Afterall, if you don’t measure it, you will have no idea if you are on track.

He says it’s okay to spend guilt free and makes the point that much of finances is psychological. I’d comment that everything is–our lives are filtered through our human bodies afterall!

The basic spending sketch might look like:

  • 50% to fixed expenses
  • 20% to investments
  • 10% to savings
  • 20% to blow

Just be careful that as your income increases, your spending on the unimportant doesn’t. You don’t have to buy a house or a nice car–despite popular opinion, it’s usually not an asset (unless you rent it out).

Another great point he makes is to follow the Pareto principle–don’t make yourself insane clipping coupons, instead identify your 1-3 biggest fixed expenses and try to optimize them. Move to a smaller place, cancel all those subscriptions you’ve been ignoring… etc.

Negotiate!

A simple conversation can mean thousands, tens of thousands or more.

Ramit goes over job negotiation, purchase negotiation, and more! This was my favorite part and I recommend reading what he has to say on the subject.

Automate It!

This is nothing new but a welcome reminder. Automate all of your saving and investing so you can spend the leftover money without thinking or questioning it. Basically, have contributions taking from your paycheck for your 401k, put the rest in checkings, then have auto withdraw to your various investment and savings accounts. Then, if you are smart and doing dollar-cost average passive index investing, then you can auto invest at the same time.
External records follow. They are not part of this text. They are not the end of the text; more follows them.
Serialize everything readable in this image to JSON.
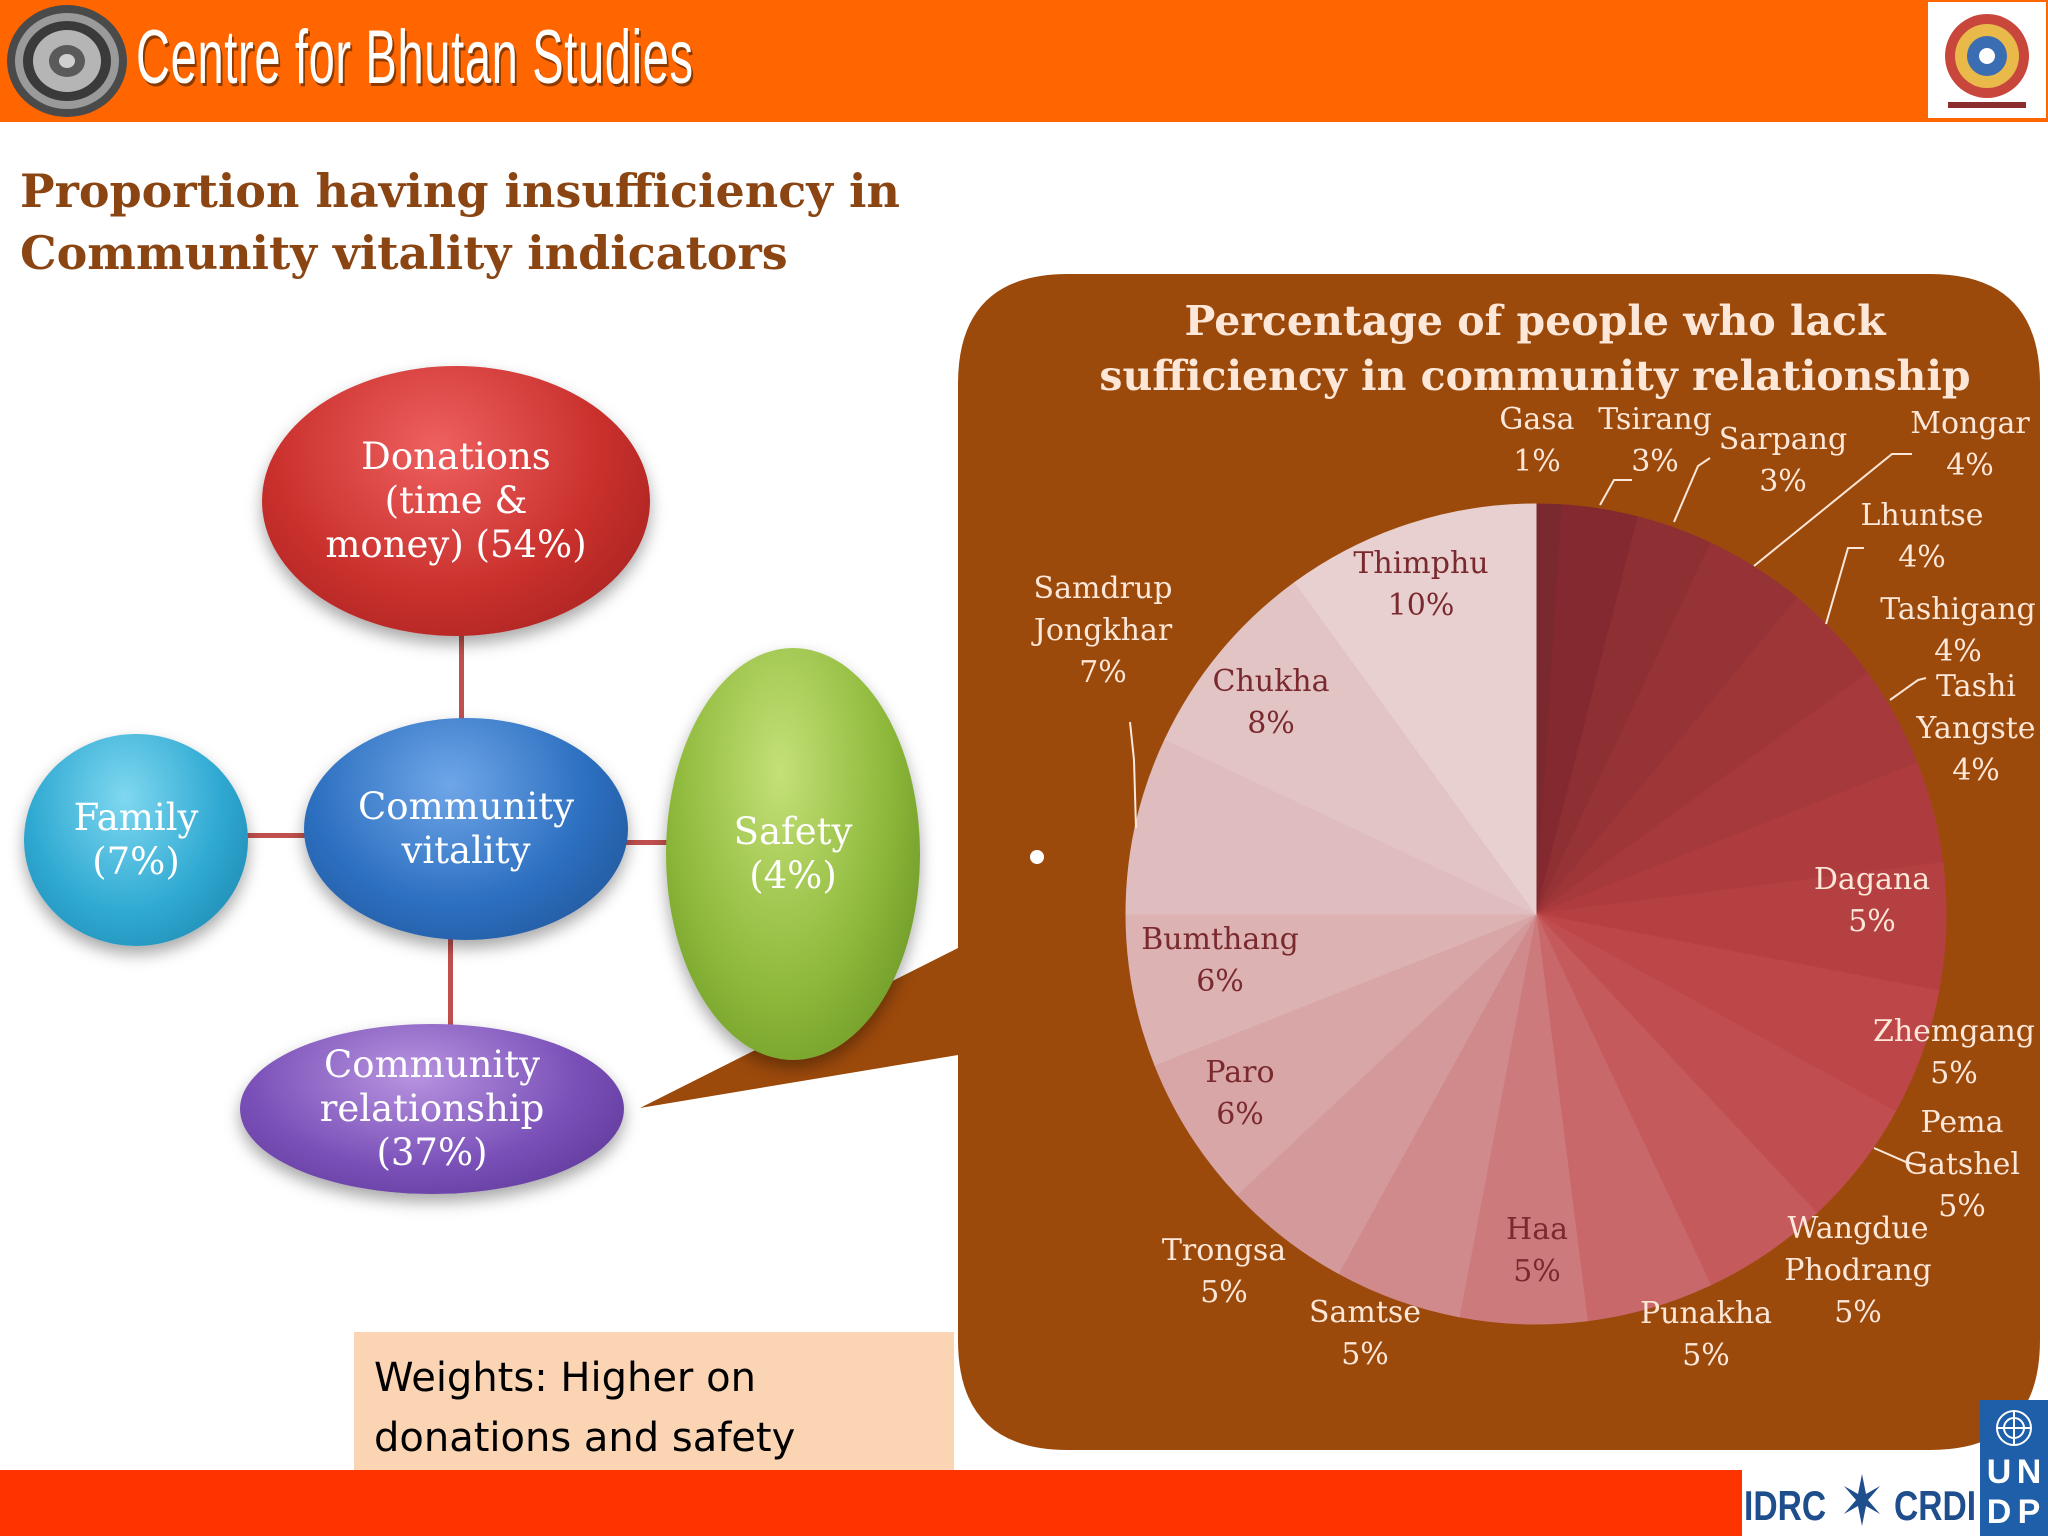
{
  "header": {
    "org_name": "Centre for Bhutan Studies",
    "background_color": "#ff6600"
  },
  "slide": {
    "title_line1": "Proportion having insufficiency in",
    "title_line2": "Community vitality indicators"
  },
  "diagram": {
    "donations": {
      "line1": "Donations",
      "line2": "(time &",
      "line3": "money) (54%)"
    },
    "community_vitality": {
      "line1": "Community",
      "line2": "vitality"
    },
    "family": {
      "line1": "Family",
      "line2": "(7%)"
    },
    "safety": {
      "line1": "Safety",
      "line2": "(4%)"
    },
    "community_relationship": {
      "line1": "Community",
      "line2": "relationship",
      "line3": "(37%)"
    }
  },
  "weights": {
    "line1": "Weights:  Higher on",
    "line2": "donations and safety"
  },
  "footer": {
    "idrc": "IDRC",
    "crdi": "CRDI",
    "undp": [
      "U",
      "N",
      "D",
      "P"
    ]
  },
  "chart_data": {
    "type": "pie",
    "title_line1": "Percentage of people who lack",
    "title_line2": "sufficiency in community relationship",
    "start_angle": "12 o'clock",
    "direction": "clockwise",
    "slices": [
      {
        "label": "Gasa",
        "value": 1,
        "value_label": "1%",
        "color": "#7a2a2e"
      },
      {
        "label": "Tsirang",
        "value": 3,
        "value_label": "3%",
        "color": "#83292f"
      },
      {
        "label": "Sarpang",
        "value": 3,
        "value_label": "3%",
        "color": "#8e2f34"
      },
      {
        "label": "Mongar",
        "value": 4,
        "value_label": "4%",
        "color": "#963336"
      },
      {
        "label": "Lhuntse",
        "value": 4,
        "value_label": "4%",
        "color": "#9e3638"
      },
      {
        "label": "Tashigang",
        "value": 4,
        "value_label": "4%",
        "color": "#a6393b"
      },
      {
        "label": "Tashi Yangste",
        "value": 4,
        "value_label": "4%",
        "color": "#ae3c3e"
      },
      {
        "label": "Dagana",
        "value": 5,
        "value_label": "5%",
        "color": "#b54042"
      },
      {
        "label": "Zhemgang",
        "value": 5,
        "value_label": "5%",
        "color": "#bc4648"
      },
      {
        "label": "Pema Gatshel",
        "value": 5,
        "value_label": "5%",
        "color": "#c04e50"
      },
      {
        "label": "Wangdue Phodrang",
        "value": 5,
        "value_label": "5%",
        "color": "#c45a5c"
      },
      {
        "label": "Punakha",
        "value": 5,
        "value_label": "5%",
        "color": "#c8686a"
      },
      {
        "label": "Haa",
        "value": 5,
        "value_label": "5%",
        "color": "#cc7a7c"
      },
      {
        "label": "Samtse",
        "value": 5,
        "value_label": "5%",
        "color": "#d08a8c"
      },
      {
        "label": "Trongsa",
        "value": 5,
        "value_label": "5%",
        "color": "#d49a9b"
      },
      {
        "label": "Paro",
        "value": 6,
        "value_label": "6%",
        "color": "#d8a6a7"
      },
      {
        "label": "Bumthang",
        "value": 6,
        "value_label": "6%",
        "color": "#dcb2b3"
      },
      {
        "label": "Samdrup Jongkhar",
        "value": 7,
        "value_label": "7%",
        "color": "#dfbcbd"
      },
      {
        "label": "Chukha",
        "value": 8,
        "value_label": "8%",
        "color": "#e2c4c5"
      },
      {
        "label": "Thimphu",
        "value": 10,
        "value_label": "10%",
        "color": "#e8d0d1"
      }
    ]
  }
}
Personally I have 6 Ally savings accounts:

  • emergency
  • travel
  • opportunity
  • real estate
  • other (gifts, charity, etc.)

I then have checking through US Bank (legacy account) and I link everything up together in Personal Capital so I can view all my credit cards and spending across all my bank accounts. This let’s me #1 track spending every week and every month and 2) track net worth etc over time.

Conclusion

Overall, an excellent common sense guide on how to optimize your finances while consciously developing your desired lifestyle.